Generative learning, recognized for its effective modeling of data distributions, offers inherent advantages in handling out-of-distribution instances, especially for enhancing robustness to adversarial attacks. Among these, diffusion classifiers, utilizing powerful diffusion models, have demonstrated superior empirical robustness. However, a comprehensive theoretical understanding of their robustness is still lacking, raising concerns about their vulnerability to stronger future attacks. In this study, we prove that diffusion classifiers possess $O(1)$ Lipschitzness, and establish their certified robustness, demonstrating their inherent resilience. To achieve non-constant Lipschitzness, thereby obtaining much tighter certified robustness, we generalize diffusion classifiers to classify Gaussian-corrupted data. This involves deriving the evidence lower bounds (ELBOs) for these distributions, approximating the likelihood using the ELBO, and calculating classification probabilities via Bayes' theorem. Experimental results show the superior certified robustness of these Noised Diffusion Classifiers (NDCs). Notably, we achieve over 80% and 70% certified robustness on CIFAR-10 under adversarial perturbations with \(\ell_2\) norms less than 0.25 and 0.5, respectively, using a single off-the-shelf diffusion model without any additional data.

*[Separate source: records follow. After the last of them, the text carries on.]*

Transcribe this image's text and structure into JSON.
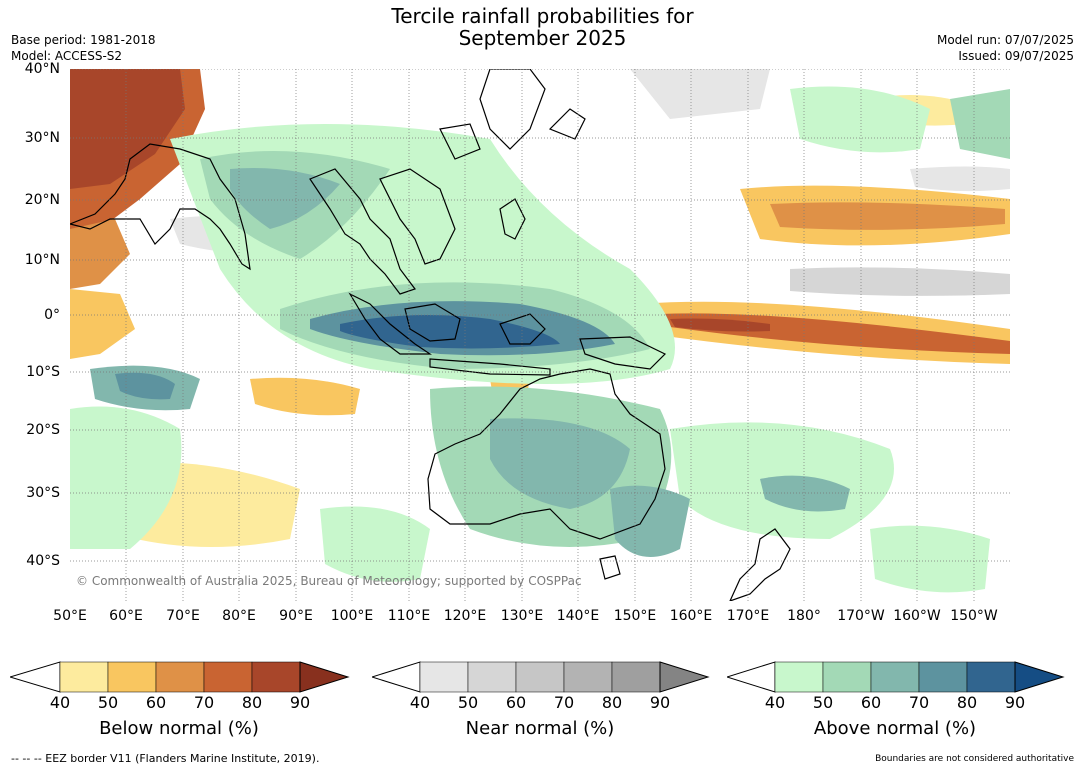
{
  "title_line1": "Tercile rainfall probabilities for",
  "title_line2": "September 2025",
  "meta_left": [
    "Base period: 1981-2018",
    "Model: ACCESS-S2"
  ],
  "meta_right": [
    "Model run: 07/07/2025",
    "Issued: 09/07/2025"
  ],
  "lat_labels": [
    "40°N",
    "30°N",
    "20°N",
    "10°N",
    "0°",
    "10°S",
    "20°S",
    "30°S",
    "40°S"
  ],
  "lon_labels": [
    "50°E",
    "60°E",
    "70°E",
    "80°E",
    "90°E",
    "100°E",
    "110°E",
    "120°E",
    "130°E",
    "140°E",
    "150°E",
    "160°E",
    "170°E",
    "180°",
    "170°W",
    "160°W",
    "150°W"
  ],
  "copyright": "© Commonwealth of Australia 2025, Bureau of Meteorology; supported by COSPPac",
  "colorbars": [
    {
      "title": "Below normal (%)",
      "ticks": [
        "40",
        "50",
        "60",
        "70",
        "80",
        "90"
      ],
      "colors": [
        "#fdeb9e",
        "#f9c660",
        "#df9147",
        "#c96432",
        "#a8462a",
        "#88301e"
      ]
    },
    {
      "title": "Near normal (%)",
      "ticks": [
        "40",
        "50",
        "60",
        "70",
        "80",
        "90"
      ],
      "colors": [
        "#e6e6e6",
        "#d6d6d6",
        "#c6c6c6",
        "#b3b3b3",
        "#9f9f9f",
        "#848484"
      ]
    },
    {
      "title": "Above normal (%)",
      "ticks": [
        "40",
        "50",
        "60",
        "70",
        "80",
        "90"
      ],
      "colors": [
        "#c8f7cc",
        "#a3d9b6",
        "#82b7ad",
        "#5d939f",
        "#31658f",
        "#154d84"
      ]
    }
  ],
  "footer_left": "--  --  -- EEZ border V11 (Flanders Marine Institute, 2019).",
  "footer_right": "Boundaries are not considered authoritative"
}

翻译：生成式学习以其对数据分布的有效建模而著称，在处理分布外样本方面具有内在优势，特别是在增强对抗攻击鲁棒性方面。其中，利用强大扩散模型的扩散分类器已展现出卓越的经验鲁棒性。然而，对其鲁棒性的系统理论理解仍然缺乏，这引发了对其抵御未来更强攻击脆弱性的担忧。在本研究中，我们证明了扩散分类器具有$O(1)$利普希茨连续性，并建立了其可认证鲁棒性，从而揭示了其内在的稳健特性。为获得非恒定利普希茨连续性以实现更严格的可认证鲁棒性，我们将扩散分类器推广至高斯噪声扰动数据的分类任务。这涉及推导此类分布的变分下界，利用变分下界近似似然函数，并通过贝叶斯定理计算分类概率。实验结果表明，这些加噪扩散分类器具有卓越的可认证鲁棒性。值得注意的是，在仅使用单一现成扩散模型且无需额外数据的条件下，我们在CIFAR-10数据集上实现了超过80%（\(\ell_2\)范数小于0.25）和70%（\(\ell_2\)范数小于0.5）的可认证鲁棒率。